Adaptation Layer for SpaceWire Plug and Play Protocols, 10-R8216
Inclusive Dates: 04/01/11 – 09/30/12
Background — Two plug and play (PnP) protocol options for SpaceWire (SpW) exist – one defined by the U.S. Air Force Research Laboratory (AFRL) and one developed by the European Space Agency (ESA). The ESA Spacecraft Onboard Interface Services (SOIS) protocol aims to work within the framework of the SpaceWire standard, blending PnP structures into existing SpaceWire features and retaining protocol-level support for legacy devices. The AFRL space plug-and-play architecture (SPA) protocol is geared more towards agility and adaptability to provide generalized support for more kinds of devices and networks (including blended networks of SpaceWire and other protocols). This effort investigated whether a common interface could be developed using a PnP adaptation layer to interact through both variants of plug and play, and a simulated SpaceWire Network Attached Storage (NAS) device was used as a challenge task. The project was extended to examine feasibility of performing OPNET Modeler simulation that integrated a SPA implementation.
Approach — The approach was to build a lightweight implementation of various components of the system combined with existing hardware and software so that experiments could be conducted.

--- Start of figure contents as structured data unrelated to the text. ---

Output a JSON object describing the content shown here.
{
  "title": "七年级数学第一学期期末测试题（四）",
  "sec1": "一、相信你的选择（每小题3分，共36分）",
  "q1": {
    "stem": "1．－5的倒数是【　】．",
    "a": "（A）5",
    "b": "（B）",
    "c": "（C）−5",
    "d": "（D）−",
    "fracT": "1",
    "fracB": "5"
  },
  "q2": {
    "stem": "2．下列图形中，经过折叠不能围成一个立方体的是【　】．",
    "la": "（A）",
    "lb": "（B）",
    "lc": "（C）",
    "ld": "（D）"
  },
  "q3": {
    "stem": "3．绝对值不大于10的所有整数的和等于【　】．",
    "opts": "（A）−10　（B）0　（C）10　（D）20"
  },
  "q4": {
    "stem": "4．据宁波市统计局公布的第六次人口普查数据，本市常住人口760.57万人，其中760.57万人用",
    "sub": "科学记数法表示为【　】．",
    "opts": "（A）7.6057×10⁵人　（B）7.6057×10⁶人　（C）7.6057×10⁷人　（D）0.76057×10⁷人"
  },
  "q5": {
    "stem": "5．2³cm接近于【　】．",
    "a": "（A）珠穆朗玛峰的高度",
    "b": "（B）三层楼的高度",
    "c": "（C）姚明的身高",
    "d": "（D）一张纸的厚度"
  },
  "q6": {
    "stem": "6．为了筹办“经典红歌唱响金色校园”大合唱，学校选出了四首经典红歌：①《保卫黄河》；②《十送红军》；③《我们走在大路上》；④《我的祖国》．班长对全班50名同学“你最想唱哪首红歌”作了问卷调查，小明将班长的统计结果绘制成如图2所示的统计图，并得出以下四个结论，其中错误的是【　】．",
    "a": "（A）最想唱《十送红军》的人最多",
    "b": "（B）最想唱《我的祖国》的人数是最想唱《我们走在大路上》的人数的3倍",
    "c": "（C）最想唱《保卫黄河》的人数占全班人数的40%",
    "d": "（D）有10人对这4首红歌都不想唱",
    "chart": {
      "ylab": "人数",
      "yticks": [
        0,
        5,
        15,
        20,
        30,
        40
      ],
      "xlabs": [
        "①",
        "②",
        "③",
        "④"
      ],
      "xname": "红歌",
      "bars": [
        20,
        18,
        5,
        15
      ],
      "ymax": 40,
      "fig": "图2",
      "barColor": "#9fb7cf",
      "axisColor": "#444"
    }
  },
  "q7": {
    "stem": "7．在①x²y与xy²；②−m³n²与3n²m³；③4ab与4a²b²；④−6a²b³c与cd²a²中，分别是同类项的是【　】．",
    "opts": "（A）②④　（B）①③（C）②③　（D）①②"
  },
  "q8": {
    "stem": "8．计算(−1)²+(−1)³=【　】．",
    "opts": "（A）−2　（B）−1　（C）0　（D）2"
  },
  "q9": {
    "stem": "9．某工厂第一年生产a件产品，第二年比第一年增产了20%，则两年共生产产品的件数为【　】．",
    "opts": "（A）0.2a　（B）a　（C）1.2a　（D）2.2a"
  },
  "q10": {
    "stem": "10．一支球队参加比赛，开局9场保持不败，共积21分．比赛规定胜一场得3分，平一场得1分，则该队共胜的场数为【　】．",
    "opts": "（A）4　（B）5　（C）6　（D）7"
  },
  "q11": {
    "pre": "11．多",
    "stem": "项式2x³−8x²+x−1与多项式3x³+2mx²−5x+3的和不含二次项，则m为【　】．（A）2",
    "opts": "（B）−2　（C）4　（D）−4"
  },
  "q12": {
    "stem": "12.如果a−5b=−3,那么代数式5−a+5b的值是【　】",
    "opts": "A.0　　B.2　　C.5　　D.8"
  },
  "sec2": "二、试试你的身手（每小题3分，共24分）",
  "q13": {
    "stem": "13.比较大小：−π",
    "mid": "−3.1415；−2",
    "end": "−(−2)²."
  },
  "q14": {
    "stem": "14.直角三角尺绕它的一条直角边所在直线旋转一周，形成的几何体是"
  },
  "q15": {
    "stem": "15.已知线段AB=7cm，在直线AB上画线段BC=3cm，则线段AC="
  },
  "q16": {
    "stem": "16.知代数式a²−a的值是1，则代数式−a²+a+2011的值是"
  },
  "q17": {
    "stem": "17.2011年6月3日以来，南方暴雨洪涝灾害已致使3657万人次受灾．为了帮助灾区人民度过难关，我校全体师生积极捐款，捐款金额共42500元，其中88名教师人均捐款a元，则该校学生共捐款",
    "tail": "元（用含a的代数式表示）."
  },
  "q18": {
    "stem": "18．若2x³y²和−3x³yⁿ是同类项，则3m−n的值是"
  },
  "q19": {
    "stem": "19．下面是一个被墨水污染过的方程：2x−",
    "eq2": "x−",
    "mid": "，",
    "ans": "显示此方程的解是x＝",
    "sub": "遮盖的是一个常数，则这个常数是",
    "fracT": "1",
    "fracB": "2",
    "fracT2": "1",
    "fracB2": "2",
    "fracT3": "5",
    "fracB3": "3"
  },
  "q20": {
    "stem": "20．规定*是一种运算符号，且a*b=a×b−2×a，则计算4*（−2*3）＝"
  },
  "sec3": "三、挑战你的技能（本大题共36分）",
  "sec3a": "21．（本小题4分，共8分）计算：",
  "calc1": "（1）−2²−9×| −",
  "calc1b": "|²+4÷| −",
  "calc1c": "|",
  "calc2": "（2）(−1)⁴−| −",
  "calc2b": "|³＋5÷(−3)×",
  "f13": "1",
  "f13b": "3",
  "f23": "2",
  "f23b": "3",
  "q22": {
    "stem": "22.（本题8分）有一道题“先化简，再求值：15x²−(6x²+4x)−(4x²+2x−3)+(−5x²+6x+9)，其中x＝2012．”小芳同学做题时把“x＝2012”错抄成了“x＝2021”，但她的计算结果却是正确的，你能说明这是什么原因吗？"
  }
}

Using experience from the first half of the project, additional work was performed to better understand an actual SPA implementation to perform experiments in a combined simulation of the SPA with OPNET. A test bed was assembled using available SwRI resources. The test bed consisted of a SpaceWire network with two routers and Linux computers. An adaptation layer for the PnP capability was defined and implemented. A SPA middleware implementation developed by Utah State University was acquired from AFRL and ported to the physical system. Simulated producer, consumer, and NAS applications were written. The USU SPA was successfully operated using the test bed in both a raw mode and with the adaptation layer in place for the simulated applications. No ESA reference implementation was available; thus, a second SPA implementation was acquired from Broad Reach Engineering (with AFRL support). This implementation proved to be too different in its hardware and software interfaces to be practical to port to the test bed. The implementation was analyzed and it was determined, in principle, that it should be usable with the adaptation layer. The project was extended to investigate the feasibility of combining an OPNET simulation with an actual SPA implementation. The USU SPA V9.1 was used and it was verified that a simulation was feasible using OPNET co-simulation and a custom controller program external to OPNET. The external program provided an interconnect between the SPA executables and the OPNET internal model.
Accomplishments — This work showed that an adaptation layer was feasible to add to existing PnP implementations. The addition of the adaptation layer to the USU SPA implementation was straightforward and effective. A lightweight NAS was built, along with producer and consumer applications, which were connected using the adaptation layer and the USU SPA. The adaptation layer impact on system performance was negligible. A second SPA implementation was analyzed. This implementation was not directly operable on the underlying hardware. This version, however, would have been compatible with the adaptation layer. Also, although no reference implementation of the ESA approach existed, the adaptation layer concept was workable for that environment as well. Finally, in the project extension, it was shown that the SPA could be successfully integrated with the OPNET Modeler. The ability to perform software-in-the-loop (SIL) simulation (for example, the SPA) is an enabling factor in performing very high fidelity simulations of SpW networks.